It’s not as if Tomas Vokoun doesn’t come with some baggage at this point. He’ll turn 36 on July 2 and his 2011-12 campaign ended due to a significant groin injury. He’s leaving Washington because they’re comfortable going into next season with Braden Holtby and Michal Neuvirth.
So it’s entirely possible that Vokoun wasn’t in line for a big payday as an unrestricted free agent, but if all he wanted to do was maximize his playing time, he could have probably found a better option than signing a two-year/$4 million deal with Pittsburgh.
The goaltending market is thin – more so now that the possibility of Tim Thomas being traded to fill a team’s void in net has been erased – and there are quite a few teams that could use a veteran goaltender. He could have signed with a team where he would have at least gotten a better shot to compete for the starting gig.

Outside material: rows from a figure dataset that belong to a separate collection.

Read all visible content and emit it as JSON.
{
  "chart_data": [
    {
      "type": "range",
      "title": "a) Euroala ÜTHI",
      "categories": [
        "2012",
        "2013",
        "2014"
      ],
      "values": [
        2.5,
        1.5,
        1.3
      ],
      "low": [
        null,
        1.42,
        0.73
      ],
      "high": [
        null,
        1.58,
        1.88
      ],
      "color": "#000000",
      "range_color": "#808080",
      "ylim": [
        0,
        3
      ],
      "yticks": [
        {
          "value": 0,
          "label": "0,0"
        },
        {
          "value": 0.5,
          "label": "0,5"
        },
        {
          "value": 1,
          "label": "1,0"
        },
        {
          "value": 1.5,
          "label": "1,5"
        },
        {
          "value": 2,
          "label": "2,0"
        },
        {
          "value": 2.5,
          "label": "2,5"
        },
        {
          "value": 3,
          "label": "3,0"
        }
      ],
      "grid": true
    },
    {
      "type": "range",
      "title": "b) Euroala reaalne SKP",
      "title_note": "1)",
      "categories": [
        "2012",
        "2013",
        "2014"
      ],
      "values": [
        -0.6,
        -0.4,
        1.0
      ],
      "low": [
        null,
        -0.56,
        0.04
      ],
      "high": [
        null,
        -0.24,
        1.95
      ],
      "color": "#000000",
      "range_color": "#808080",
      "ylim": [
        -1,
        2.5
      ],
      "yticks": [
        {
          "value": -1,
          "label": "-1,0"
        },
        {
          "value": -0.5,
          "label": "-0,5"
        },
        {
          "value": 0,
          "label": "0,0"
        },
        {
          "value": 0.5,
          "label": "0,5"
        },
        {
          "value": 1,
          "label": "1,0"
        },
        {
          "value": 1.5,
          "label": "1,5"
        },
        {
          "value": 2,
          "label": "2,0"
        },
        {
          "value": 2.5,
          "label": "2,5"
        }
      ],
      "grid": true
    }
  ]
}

“I would love to win the Stanley Cup. I’ve been playing for a long time and I haven’t had a chance to do that,” Vokoun said. “For me, I think I could be useful in many situations. Whatever they’re going to need me to do, I’m going to try and do the best I can to help the team be successful.”
The chance at winning a Cup is a powerful incentive. It can lead veterans to take less money and accept smaller roles just to be a part of a promising team. In the salary cap era, reputation is a powerful currency.